Public protest of a natural gas fired power plant proposal in Elizabeth, Township Pa. © Joshua B. Pribanic for INVISIBLE HAND
This is an advisory for anyone supporting Food & Water Watch and the fight on fracking in Pennsylvania. Food & Water Watch Pennsylvania Director Sam Bernhardt with support of Megan McDonough, Food & Water Watch’s Municipal Ordinance Project Organizer, have responded to INVISIBLE HAND’s call to action letter for Elizabeth Township saying FWW will not stand by their fight against fracking. Why? Read for yourself:
Hey Josh-
We’re not going to promote this event (https://www.invisiblehandfilm.com/tickets/) . Here’s some context explaining why.
As you probably know, residents stopped the plant several times using zoning. We wanted to work with folks to use zoning to stop the most recent iteration of the threat, but they opted to work with CELDF on a community rights ordinance. … All that goes to say we don’t believe in the strategy residents seem to have decided to pursue. We’re not going to dissuade them from doing that but we’re not going to support a strategy that we don’t agree with. … And please know we are extremely biased in favor of strategies that will create substantive change in people’s lives. ~ Sam Bernhardt
Their response is alarming to hear as someone who’s witnessed community after community exhaust resources on zoning and ordinance measures only to have them thrown aside at the last minute by an industrial coup. Coincidentally, Elizabeth Township had the majority support of their zoning board for four years, fending off the power plant at every turn, but in the end they lost — zoning alone wasn’t enough.
Throughout the past 8 years of documenting and reporting for Public Herald we covered those without zoning, those with zoning and those leveraging home rule charters. In all that time, only Grant Township, Pennsylvania has been able to beat the odds and prevent an oil and gas permit from breaking ground. I know of no other town who’s action shook the state to its core with such force that DEP sued the people of that community. I believe DEP has shot themselves in the foot with this and will have to testify to their ability in court, leaving Grant the chance to showcase their failure of duty on the stand. This is a big reason their story is featured in INVISIBLE HAND.

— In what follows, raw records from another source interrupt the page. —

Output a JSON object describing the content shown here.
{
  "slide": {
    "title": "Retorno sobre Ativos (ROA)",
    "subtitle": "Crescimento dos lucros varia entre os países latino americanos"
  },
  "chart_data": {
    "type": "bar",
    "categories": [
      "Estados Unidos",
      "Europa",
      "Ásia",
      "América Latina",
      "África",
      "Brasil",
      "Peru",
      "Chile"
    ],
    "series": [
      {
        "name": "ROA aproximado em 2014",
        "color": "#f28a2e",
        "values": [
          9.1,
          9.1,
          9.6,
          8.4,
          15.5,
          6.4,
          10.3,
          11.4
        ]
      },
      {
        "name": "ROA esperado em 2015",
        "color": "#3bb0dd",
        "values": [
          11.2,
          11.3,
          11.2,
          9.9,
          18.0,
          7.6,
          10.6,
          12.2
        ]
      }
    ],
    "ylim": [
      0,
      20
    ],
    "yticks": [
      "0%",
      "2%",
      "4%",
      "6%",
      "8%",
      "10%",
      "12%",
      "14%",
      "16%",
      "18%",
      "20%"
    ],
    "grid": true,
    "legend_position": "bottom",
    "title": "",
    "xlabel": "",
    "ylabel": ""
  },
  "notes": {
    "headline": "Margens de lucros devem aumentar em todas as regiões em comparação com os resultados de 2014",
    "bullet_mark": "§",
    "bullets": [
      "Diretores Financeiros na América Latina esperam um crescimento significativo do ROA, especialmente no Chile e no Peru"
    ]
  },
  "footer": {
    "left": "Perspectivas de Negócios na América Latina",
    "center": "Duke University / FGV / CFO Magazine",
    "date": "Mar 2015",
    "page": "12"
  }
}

Electing local leaders, no matter what position, is only as powerful as the local government — and in Pennsylvania you do not have a powerful local government without home rule. As Pittsburgh Mayor Bill Peduto put it in 2010 when facing fracking in the city, Food and Water is fighting a “losing battle”:
“The mission of the attorneys is not to try to minimize impact through zoning laws — that is a losing battle. The idea is to establish municipal authority and rights. [CELDF is] working with 120 local governments in PA presently and although controversial — it would be our only chance to prohibit gas drilling in Pittsburgh. The mission of this group is to create a unique way to stop all drilling within the city’s borders — nothing short. If anyone disagrees with this approach — and it is OK to disagree — please let me know now. It is imperative that we have a strong and unified base as we take this battle on and work to succeed.”
With a home rule charter you can “establish municipal authority and rights,” — without it you’re weak on all sides. Yet, knowing this, Food & Water has decided they will not stand with Elizabeth, or for that matter stand with Grant Township. A quick search on their website couldn’t produce a single article or call to action on behalf of Grant.
Grant township is in the middle of possibly the most important case in Pennsylvania history for the environment and they’re being treated by green organizations like outcasts simply because they’ve made a choice that doesn’t fit into the funding pattern of those groups. This cannot stand.
At this stage in the game there’s no time left for this type of exclusion. Please consider any action you feel necessary to express your concerns to Food & Water Watch. I will be pulling all of our support for their work until this is corrected and they embrace Elizabeth’s right to make their own decision; especially one as sound as home rule.
Don’t let Food & Water stop you from taking action and standing with those who do! Join us in Elizabeth tonight, meet the Grant Township officials, and stand with PET for the screening of INVISIBLE HAND — 7pm at the Grand Theatre. Let them know you support their decision to continue this fight.